By Kiah Armstrong and Daniella Johnson
With the addition of diverse new revenue streams, Treasurer Walter Smith-Randolph, says a surplus is projected by the end of 2021.
NABJ launched the NABJ Shop in May and plans to unveil the NABJ Media Network by the end of August.
“Our year to date actual convention net income surplus also exceeds what we budgeted, so all in all, we’re doing really well,” Smith-Randolph said.
However, despite the surplus, the uncertainty of a post-pandemic world led re-elected NABJ President Dorothy Tucker to note that NABJ will continue to save money for the organization and its members.
“Let me just put a couple of things in perspective,” she told the board of directors Aug. 20. “As Walter says, the advantage that we are in right now is that we know that we are going to need more money for our own business, like any business that you have invested into yourself. It is your business and this is ours.”

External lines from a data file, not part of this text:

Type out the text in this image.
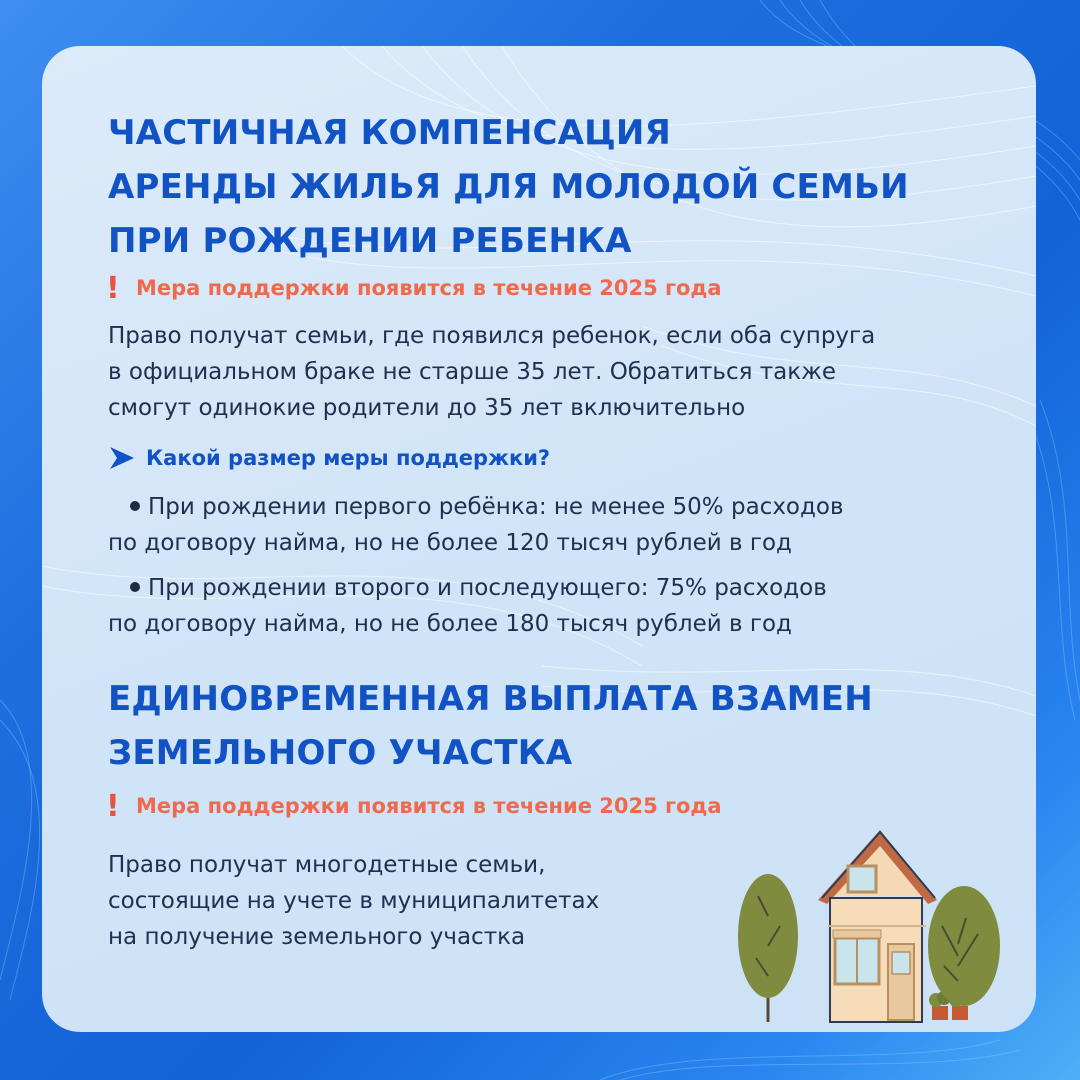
ЧАСТИЧНАЯ КОМПЕНСАЦИЯ
АРЕНДЫ ЖИЛЬЯ ДЛЯ МОЛОДОЙ СЕМЬИ
ПРИ РОЖДЕНИИ РЕБЕНКА
! Мера поддержки появится в течение 2025 года

Право получат семьи, где появился ребенок, если оба супруга
в официальном браке не старше 35 лет. Обратиться также
смогут одинокие родители до 35 лет включительно

Какой размер меры поддержки?

При рождении первого ребёнка: не менее 50% расходов
по договору найма, но не более 120 тысяч рублей в год

При рождении второго и последующего: 75% расходов
по договору найма, но не более 180 тысяч рублей в год

ЕДИНОВРЕМЕННАЯ ВЫПЛАТА ВЗАМЕН
ЗЕМЕЛЬНОГО УЧАСТКА
! Мера поддержки появится в течение 2025 года

Право получат многодетные семьи,
состоящие на учете в муниципалитетах
на получение земельного участка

There were at least 2,500 convention registrants this year, NABJ Executive Director Drew Berry said. Last year’s joint convention with the National Association of Hispanic Journalists attracted a combined number of about 3,000 registrants.
Last year’s virtual convention paved the way for NABJ to exceed the projected net surplus by $300,000, according to NABJ’s 2020 financial report, which gave this year’s convention an air of optimism.
“From January 2021 to April 2021, basically NABJ is in one of its strongest positions ever,” Smith-Randolph said. “We had a lot of grant funding. We also had more scholarship funding coming in, as well as sponsorship dollars, especially with the racial reckoning that we went through last year.”
Two rounds of COVID-19 relief grants were given out to members who faced evictions, layoffs and other hardships.
“Of course, when we’re getting money, we want to give that back to our members,” Smith-Randolph said. “And so we were able to do that through scholarships, fellowships, grants, and through the COVID-19 relief grants.”
Some of these funds came from partnerships such as the Chan-Zuckerberg Initiative. This allowed the NABJ to use the $300,000 earlier this year to distribute Black Press Grants, which gave 28 awards of up to $10,000 to freelancers or Black-owned media to produce content based on the effects of COVID on the Black community.
“We’ve tripled the amount of webinars that we normally have because people are at home and they want to get that training at their fingertips, and we’re charging for that,” said Smith-Randolph. “We’re charging sponsors to interface with our members and to have these workshops.”
COVID-19 paradoxically has been a blessing to the NABJ in terms of saving money. Smith-Randolph says the excessive donations that were given last year paved the way for these new opportunities to diversify the revenue for NABJ.
Auditor Arnold Williams joined the convention’s business meeting to provide insights on NABJ’s audit of the 2019-20 fiscal year.
“Your financial statements and disclosures are fairly presented,” Williams said. “Of all the years we’ve audited, 2020 was your strongest year.”
NABJ doubled its liquidity and held investments steady throughout the pandemic. From 2019 to 2020, assets almost doubled from $3.6 million to $6.1 million. Smith-Randolph also disclosed that NABJ’s assets increased by $1.6 million totaling $7.5 million as of Aug. 17.
In 2020, NABJ earned $1 million less than in 2019, but due to the pandemic, the expenses in 2020 dropped by almost $2 million from 2019. Overall, revenue and net income exceeds NABJ’s initial budget, and expenses are under the initial budget.
According to Williams, the board needs to discuss how NABJ will shift cash profits into the investment portfolio.